The two concepts, including a soft-top Sport version, showcase a number of technologies from Land Rover
Land Rover has taken the wraps off not one, but two Defender concepts at the Frankfurt motor show - a DC100 and DC100 Sport.
Both funky-looking vehicles are based on a lightweight platform that explores the use of high-tech materials. Numerous technologies are showcased, such as Terrain-i, a scanning system that can warn of obstacles and suggest alternative routes. Wade Aid measures water depth with sonar to aid in fording streams. The DC100 also demonstrates tyre spikes that can be deployed by the driver.

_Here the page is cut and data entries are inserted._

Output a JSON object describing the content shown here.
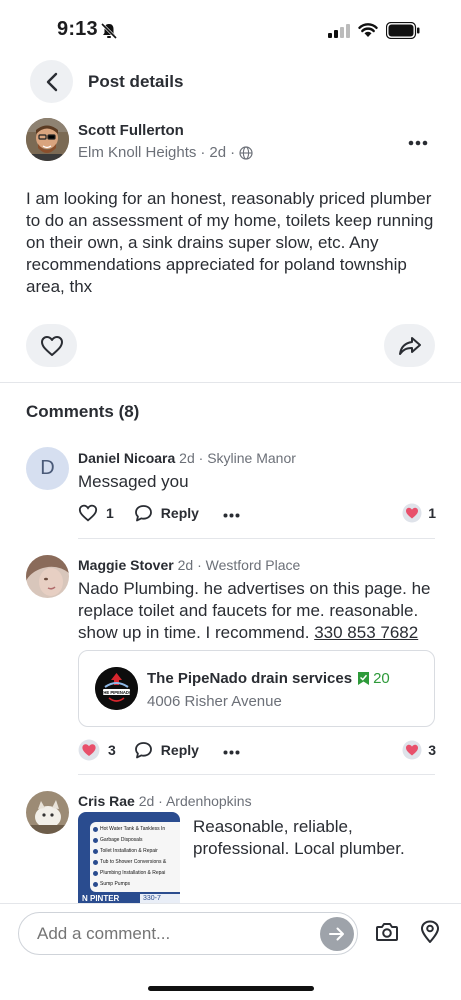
{
  "status": {
    "time": "9:13"
  },
  "header": {
    "title": "Post details"
  },
  "post": {
    "author": "Scott Fullerton",
    "neighborhood": "Elm Knoll Heights",
    "age": "2d",
    "body": "I am looking for an honest, reasonably priced plumber to do an assessment of my home, toilets keep running on their own, a sink drains super slow, etc.  Any recommendations appreciated for poland township area, thx"
  },
  "comments_section": {
    "title": "Comments (8)"
  },
  "comments": [
    {
      "initial": "D",
      "name": "Daniel Nicoara",
      "age": "2d",
      "neighborhood": "Skyline Manor",
      "text": "Messaged you",
      "likes": "1",
      "reply_label": "Reply",
      "reaction_count": "1"
    },
    {
      "name": "Maggie Stover",
      "age": "2d",
      "neighborhood": "Westford Place",
      "text": "Nado Plumbing. he advertises on this page. he replace toilet and faucets for me. reasonable. show up in time. I recommend. ",
      "phone": "330 853 7682",
      "business": {
        "name": "The PipeNado drain services",
        "recommendations": "20",
        "address": "4006 Risher Avenue",
        "logo_text": "THE PIPENADO"
      },
      "reaction_badge_count": "3",
      "reply_label": "Reply",
      "reaction_count": "3"
    },
    {
      "name": "Cris Rae",
      "age": "2d",
      "neighborhood": "Ardenhopkins",
      "text": "Reasonable, reliable, professional. Local plumber.",
      "flyer": {
        "items": [
          "Hot Water Tank & Tankless In",
          "Garbage Disposals",
          "Toilet Installation & Repair",
          "Tub to Shower Conversions &",
          "Plumbing Installation & Repai",
          "Sump Pumps"
        ],
        "banner": "N PINTER",
        "phone_fragment": "330-7"
      }
    }
  ],
  "composer": {
    "placeholder": "Add a comment..."
  },
  "icons": {
    "back": "chevron-left-icon",
    "more": "more-horizontal-icon",
    "globe": "globe-icon",
    "like": "heart-icon",
    "share": "share-icon",
    "reply": "speech-bubble-icon",
    "camera": "camera-icon",
    "location": "map-pin-icon",
    "send": "arrow-right-icon"
  },
  "colors": {
    "accent_green": "#2e9a3a",
    "reaction_pink": "#e8506b"
  }
}
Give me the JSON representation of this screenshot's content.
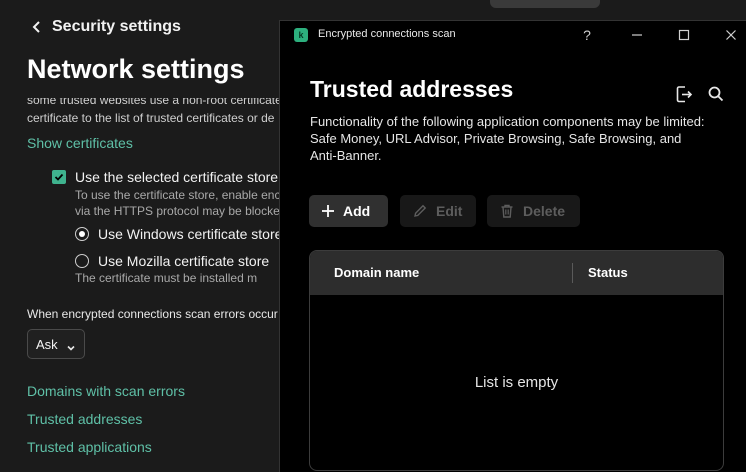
{
  "back": {
    "label": "Security settings"
  },
  "page_title": "Network settings",
  "partial_text_top": "some trusted websites use a non-root certificate",
  "partial_text_cert": "certificate to the list of trusted certificates or de",
  "show_certificates_link": "Show certificates",
  "use_store_checkbox": {
    "label": "Use the selected certificate store",
    "checked": true
  },
  "use_store_hint": [
    "To use the certificate store, enable enc",
    "via the HTTPS protocol may be blocke"
  ],
  "radio_windows": {
    "label": "Use Windows certificate store",
    "selected": true
  },
  "radio_mozilla": {
    "label": "Use Mozilla certificate store",
    "selected": false
  },
  "mozilla_hint": "The certificate must be installed m",
  "errors_label": "When encrypted connections scan errors occur",
  "errors_select": {
    "value": "Ask"
  },
  "links": {
    "domains_with_scan_errors": "Domains with scan errors",
    "trusted_addresses": "Trusted addresses",
    "trusted_applications": "Trusted applications"
  },
  "dialog": {
    "title": "Encrypted connections scan",
    "app_icon_letter": "k",
    "help_label": "?",
    "heading": "Trusted addresses",
    "description": "Functionality of the following application components may be limited: Safe Money, URL Advisor, Private Browsing, Safe Browsing, and Anti-Banner.",
    "buttons": {
      "add": "Add",
      "edit": "Edit",
      "delete": "Delete"
    },
    "table": {
      "columns": [
        "Domain name",
        "Status"
      ],
      "rows": [],
      "empty_text": "List is empty"
    }
  },
  "colors": {
    "accent": "#3fb38e",
    "link": "#5fc0a7",
    "background": "#1b1b1b",
    "dialog_bg": "#000000"
  }
}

Three-across seating and a fold-down front windshield evoke past Defenders.
The DC100 concepts feature a permanent four-wheel-drive system powered by either a 2.0-litre, 4-cylinder petrol or diesel engine paired to an eight-speed transmission. Both engines are part of a hybrid system.
Land Rover officials emphasised that neither the DC100 or the DC100 Sport were production-ready vehicles, but merely testosterone-enriched concepts. But the company reiterated that the new Defender, the production version of the DC100, would be a lean and hungry machine.
“Land Rover remains committed to a goal of reducing curb weights of its SUVs by as much as 500 kilos over the next 10 years, via the use of lighter materials such as aluminum, high-strength steel and carbon fiber,” said John Edwards, the company’s global brand director, during the brand’s news conference.